Still, "at some point we do think prices will come into parity," he said.
Going 'all-in' amid COVID-19 crisis
TC Energy, a $13.2 billion natural gas pipeline and energy generation company based in Calgary, Alberta, decided to devote nearly all of its IT spending to AWS.
"We did a full bake-off of all the cloud providers," said CIO Chris Foster. "We were very impressed with the plan and the story AWS had around getting there."
About 90% of TC Energy's systems are now in the cloud. Exceptions include the company's SCADA (system control and data acquisition) systems that run directly on pipelines and other infrastructure. It also uses Microsoft Office 365.
While TC Energy has largely completed the move onto AWS -- including its SAP ERP system -- it is now focused on new innovations with the platform, Foster said. One target is AWS Textract, a service that pulls information from scanned documents. The subject of going all-in with a single cloud vendor makes for "interesting debates with my fellow CIOs," Foster said. Rather than risk, doing so provides "the leverage and opportunity to work with a vendor that considers you an important customer," he said.

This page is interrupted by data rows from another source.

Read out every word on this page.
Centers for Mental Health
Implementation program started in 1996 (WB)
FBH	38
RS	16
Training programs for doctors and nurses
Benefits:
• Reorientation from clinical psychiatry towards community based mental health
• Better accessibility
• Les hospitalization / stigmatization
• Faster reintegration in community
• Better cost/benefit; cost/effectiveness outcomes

TC Energy also considered the costs involved with getting staff hired or trained to work with multiple cloud platforms and decided the single-vendor approach made more sense.
Ultimately, the prospect of adopting emerging technologies to improve TC Energy's business was a main driver for the move to AWS.
"To me, that's where this journey goes beyond putting a bunch of servers in the cloud," Foster said. "In the old days when [the business] wanted to do something that required massive compute power like a GIS system, I had to say, 'We have to go away and build it'. Now I can pretty much say 'Give me an hour and I'll have it.' And if we say it's not a good idea after all, I can turn it off on Monday and you'll never see another bill."